Des membres du Sunrise movement, devant le siège du parti démocrate américain à Washington, en 2019.

« J’ai demandé à ma campagne de faire participer davantage de voix du mouvement pour le climat »

Ces dernières semaines, Joe Biden a fait quelques pas vers l’électorat de Bernie Sanders. Il a par exemple inclus dans son programme la gratuité des universités publiques pour les classes moyennes et populaires. Il a aussi formé des groupes de travail, dont un sur le climat, avec les équipes du sénateur du Vermont, qui lui a apporté son soutien officiel.

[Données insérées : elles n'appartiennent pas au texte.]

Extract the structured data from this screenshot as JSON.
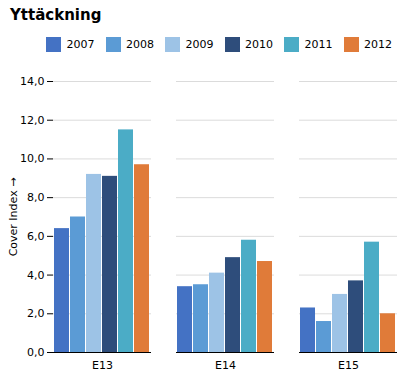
{
  "chart_data": {
    "type": "bar",
    "title": "Yttäckning",
    "ylabel": "Cover Index",
    "categories": [
      "E13",
      "E14",
      "E15"
    ],
    "series": [
      {
        "name": "2007",
        "color": "#4472C4",
        "values": [
          6.4,
          3.4,
          2.3
        ]
      },
      {
        "name": "2008",
        "color": "#5B9BD5",
        "values": [
          7.0,
          3.5,
          1.6
        ]
      },
      {
        "name": "2009",
        "color": "#9DC3E6",
        "values": [
          9.2,
          4.1,
          3.0
        ]
      },
      {
        "name": "2010",
        "color": "#2E4D7B",
        "values": [
          9.1,
          4.9,
          3.7
        ]
      },
      {
        "name": "2011",
        "color": "#4BACC6",
        "values": [
          11.5,
          5.8,
          5.7
        ]
      },
      {
        "name": "2012",
        "color": "#E07B39",
        "values": [
          9.7,
          4.7,
          2.0
        ]
      }
    ],
    "ylim": [
      0,
      14
    ],
    "yticks": [
      {
        "value": 0,
        "label": "0,0"
      },
      {
        "value": 2,
        "label": "2,0"
      },
      {
        "value": 4,
        "label": "4,0"
      },
      {
        "value": 6,
        "label": "6,0"
      },
      {
        "value": 8,
        "label": "8,0"
      },
      {
        "value": 10,
        "label": "10,0"
      },
      {
        "value": 12,
        "label": "12,0"
      },
      {
        "value": 14,
        "label": "14,0"
      }
    ],
    "grid": true,
    "legend": "upper right"
  }
}
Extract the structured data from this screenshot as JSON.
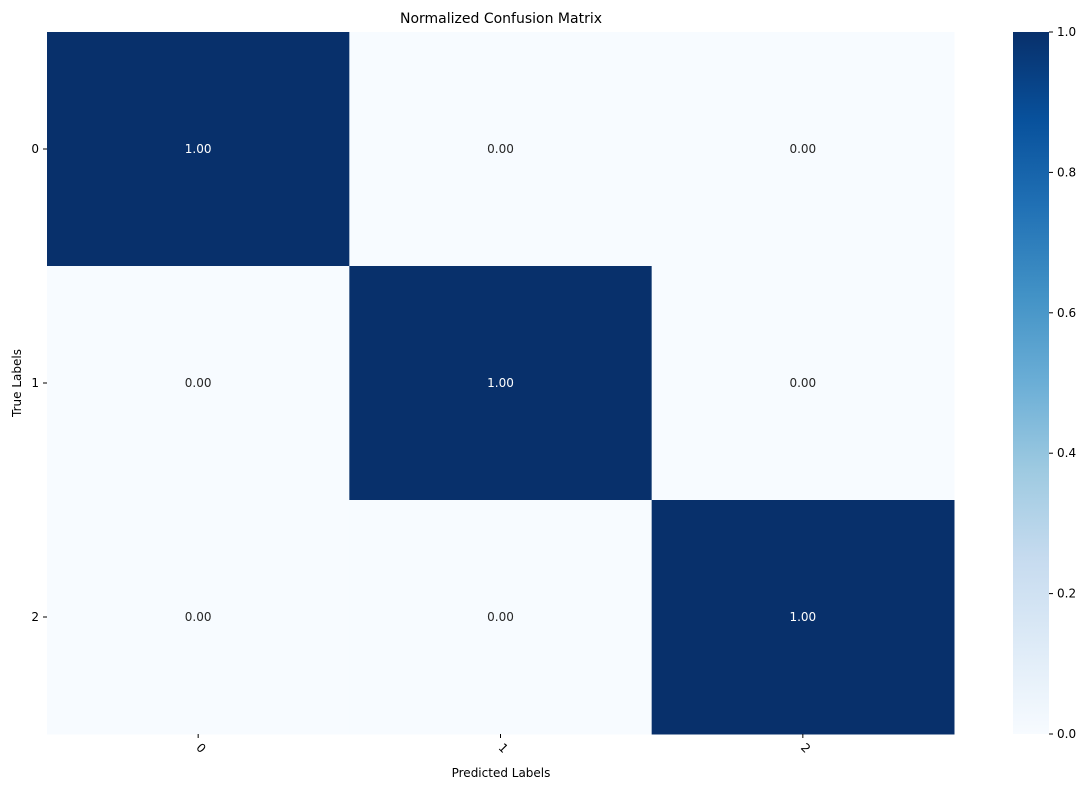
{
  "chart_data": {
    "type": "heatmap",
    "title": "Normalized Confusion Matrix",
    "xlabel": "Predicted Labels",
    "ylabel": "True Labels",
    "x_categories": [
      "0",
      "1",
      "2"
    ],
    "y_categories": [
      "0",
      "1",
      "2"
    ],
    "values": [
      [
        1.0,
        0.0,
        0.0
      ],
      [
        0.0,
        1.0,
        0.0
      ],
      [
        0.0,
        0.0,
        1.0
      ]
    ],
    "annotations": [
      [
        "1.00",
        "0.00",
        "0.00"
      ],
      [
        "0.00",
        "1.00",
        "0.00"
      ],
      [
        "0.00",
        "0.00",
        "1.00"
      ]
    ],
    "colormap": "Blues",
    "colorbar": {
      "range": [
        0.0,
        1.0
      ],
      "ticks": [
        "0.0",
        "0.2",
        "0.4",
        "0.6",
        "0.8",
        "1.0"
      ]
    },
    "x_tick_rotation_deg": 45,
    "colors": {
      "low": "#f7fbff",
      "high": "#08306b",
      "annot_dark": "#262626",
      "annot_light": "#ffffff"
    }
  }
}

Et lundi 20 avril, il a annoncé qu’il allait étoffer son plan climat afin de répondre aux appels des ONG environnementales.

« J’ai demandé à ma campagne de faire participer davantage de voix du mouvement pour le climat, y compris des leaders de la justice environnementale et des organisations de travailleurs », a déclaré le candidat dans un communiqué. L’objectif est de « collaborer sur de nouvelles politiques dans des domaines allant de la justice environnementale à de nouveaux objectif concrets atteignables en dix ans, en passant par davantage d’investissements pour une économie basée sur l’énergie verte ».

Si l’intention est là, le communiqué reste vague. Les partisans de Joe Biden rappellent toutefois qu’une fois les promesses de campagnes passées à la loupe, il faut s’intéresser aux mesures qui ont une chance de passer au Congrès et de ne pas être annulées par une Cour de justice. C’est l’avis de Paul Bledsoe, conseiller stratégique auprès du Progressive Policy Institute, interrogé par le site insideclimatenews.org. « La bonne nouvelle, c’est que Joe Biden est apprécié au Congrès. Tout le monde dit que c’est une figure de l’establishment, ce qui sonne comme une mauvaise chose. À moins d’effectivement chercher à faire passer des lois, auquel cas cela gagne en importance. »

Comme pour tous les thèmes chers à son camp, Joe Biden marche donc sur un fil au sujet du climat. Il va devoir séduire les progressistes, et donc les plus jeunes, tout en n’effrayant pas les modérés à qui il a promis des politiques pragmatiques et concrètement réalisables. Il lui reste un peu plus de six mois pour venir à bout de ce casse-tête.